In doing so, there is the opportunity for pastoralists and other land managers to earn income by selling carbon credits to offset the emissions of large companies, who are hungry to do business with us as large-scale emissions trading partners.
The revelation confirmed what people in the industry had suspected for many years, but it has now for the first time been possible to show the millions of dollars landholders could earn while breathing life back into the southern rangelands and helping Australia lower its carbon emissions.
Now all we need is for our politicians to stand behind the industry and make sure policy settings are correct to allow the industry to thrive.
As a former pastoralist coming from a fifth-generation farming family, I am proud of having been part of the industry. Equally, as a person bearing witness to the negative change of the landscape over a long period of time, I also understand that working the land has come at an environmental and productivity cost. For pastoralism to continue into the future we need to put back what we have removed and this includes grasses and vegetation.
My family has been farming in WA since 1852, when my ancestors worked as shepherds in the Mid West.

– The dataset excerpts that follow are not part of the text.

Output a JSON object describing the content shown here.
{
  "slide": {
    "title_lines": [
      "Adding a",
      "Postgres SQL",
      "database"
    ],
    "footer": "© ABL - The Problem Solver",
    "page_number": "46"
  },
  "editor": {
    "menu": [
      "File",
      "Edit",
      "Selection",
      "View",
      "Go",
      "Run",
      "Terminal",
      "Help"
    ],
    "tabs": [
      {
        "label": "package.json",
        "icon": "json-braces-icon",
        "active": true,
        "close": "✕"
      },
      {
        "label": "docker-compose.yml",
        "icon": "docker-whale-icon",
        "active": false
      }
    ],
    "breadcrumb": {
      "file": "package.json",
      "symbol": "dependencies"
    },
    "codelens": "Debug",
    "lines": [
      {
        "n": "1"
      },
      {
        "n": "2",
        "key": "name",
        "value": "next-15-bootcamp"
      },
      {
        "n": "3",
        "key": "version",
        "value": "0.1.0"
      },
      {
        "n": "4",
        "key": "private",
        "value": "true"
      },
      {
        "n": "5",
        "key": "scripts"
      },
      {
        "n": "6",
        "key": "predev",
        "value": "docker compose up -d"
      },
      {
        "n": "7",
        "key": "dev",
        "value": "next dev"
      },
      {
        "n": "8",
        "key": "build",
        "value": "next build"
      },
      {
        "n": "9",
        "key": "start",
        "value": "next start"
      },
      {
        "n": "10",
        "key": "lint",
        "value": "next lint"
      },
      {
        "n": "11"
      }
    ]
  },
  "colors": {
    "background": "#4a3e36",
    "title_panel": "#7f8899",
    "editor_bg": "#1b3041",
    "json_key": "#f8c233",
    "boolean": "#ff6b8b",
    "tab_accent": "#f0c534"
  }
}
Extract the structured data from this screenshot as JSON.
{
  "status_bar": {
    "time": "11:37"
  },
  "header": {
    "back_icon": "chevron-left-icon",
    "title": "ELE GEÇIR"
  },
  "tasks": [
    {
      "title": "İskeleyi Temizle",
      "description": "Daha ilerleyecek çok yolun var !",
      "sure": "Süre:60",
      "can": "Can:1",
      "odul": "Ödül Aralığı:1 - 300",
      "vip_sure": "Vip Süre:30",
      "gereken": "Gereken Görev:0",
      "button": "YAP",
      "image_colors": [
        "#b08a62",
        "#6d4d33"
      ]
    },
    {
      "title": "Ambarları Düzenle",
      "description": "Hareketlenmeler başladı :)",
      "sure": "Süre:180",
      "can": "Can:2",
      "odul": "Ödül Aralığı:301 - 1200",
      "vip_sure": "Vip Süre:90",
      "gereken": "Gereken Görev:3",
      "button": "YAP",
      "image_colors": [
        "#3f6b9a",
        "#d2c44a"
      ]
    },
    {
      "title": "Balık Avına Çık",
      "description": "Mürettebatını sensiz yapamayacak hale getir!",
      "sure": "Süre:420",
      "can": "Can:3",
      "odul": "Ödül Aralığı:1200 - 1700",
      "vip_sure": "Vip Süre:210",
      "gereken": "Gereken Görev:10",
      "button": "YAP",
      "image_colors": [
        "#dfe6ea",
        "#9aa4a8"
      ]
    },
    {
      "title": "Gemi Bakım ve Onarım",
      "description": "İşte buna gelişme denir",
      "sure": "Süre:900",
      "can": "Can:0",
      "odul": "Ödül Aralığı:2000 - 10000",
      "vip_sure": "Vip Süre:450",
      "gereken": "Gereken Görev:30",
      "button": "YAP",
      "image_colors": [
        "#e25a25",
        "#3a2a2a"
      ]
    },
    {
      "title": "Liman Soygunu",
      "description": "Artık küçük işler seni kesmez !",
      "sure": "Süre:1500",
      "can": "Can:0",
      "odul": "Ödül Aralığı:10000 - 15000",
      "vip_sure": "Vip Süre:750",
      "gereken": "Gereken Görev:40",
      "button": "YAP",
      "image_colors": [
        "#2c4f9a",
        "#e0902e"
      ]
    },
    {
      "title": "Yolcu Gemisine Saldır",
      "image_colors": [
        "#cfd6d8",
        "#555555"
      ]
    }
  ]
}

As a boy growing up on the edge of the outback and then owning a pastoral station of my own in later life, I developed my convictions as I witnessed large areas of land degrade under the burden of land clearing, grazing pressure and climate change.
As a boy playing football in the small country town where I grew up, it was very competitive. It was an era of vibrancy and bustle in the town. Now, the vigour of the land has been beaten out of it and the vibrancy of the town gone with it. The once mighty football teams are reduced to those that scratch around from week to week for players. The old cries of “get big or get out” drove smaller landholders away and the new supersized farms downsized the population until the town was barely recognisable.
Later in life, in the first three months I spent as a Murchison pastoralist, I was amazed by the beauty and tranquillity as relentless rain transformed the landscape. I thought buying the station was a great decision and I was set for life, but things changed for the worst and never went back. For more than five years I struggled to keep my flock of 10,000 sheep alive during drought that converted the land to rocks and dust.
I had read that my forebears ran 80,000 sheep in the area and never experienced the conditions faced by the modern grazier. The climate had changed and with it the game.
Something had to change.
It’s been 10 years since I sold my station and went in search of answers. It has been 10 years since I began to understand that it was my responsibility to help regenerate grazing land, and that the emerging market for carbon credits created an ideal opportunity right here in WA.
I have been committed to building a carbon farming industry ever since.
Timing is everything and in the run-up to the March State election, I would urge all voters in WA’s outback, especially pastoralists, to ask their local representative if they are committed to opening the door for carbon farming to become the next boom industry for regional WA, exporting carbon credits to the world.
A clear policy and the introduction of a more flexible rangelands lease is the final step to bringing carbon farming to the WA rangelands. Without changes to the legislation, this once-in-a-lifetime opportunity for WA to be a world leader in generating carbon credits will not be realised.
It’s now within reach, after many years of research, reports and community engagement. The science is clear and methodologies accepted for both biosequestration (storing carbon in vegetation) and soil carbon sequestration under the Federal Government’s Carbon Farming Initiative. With changes to legislation and the necessary policy in place, carbon could be the catalyst for rangeland transformation in WA.
Kent Broad is director of business development at Carbon Neutral, and a former farmer from the Wheatbelt and pastoralist from the Murchison.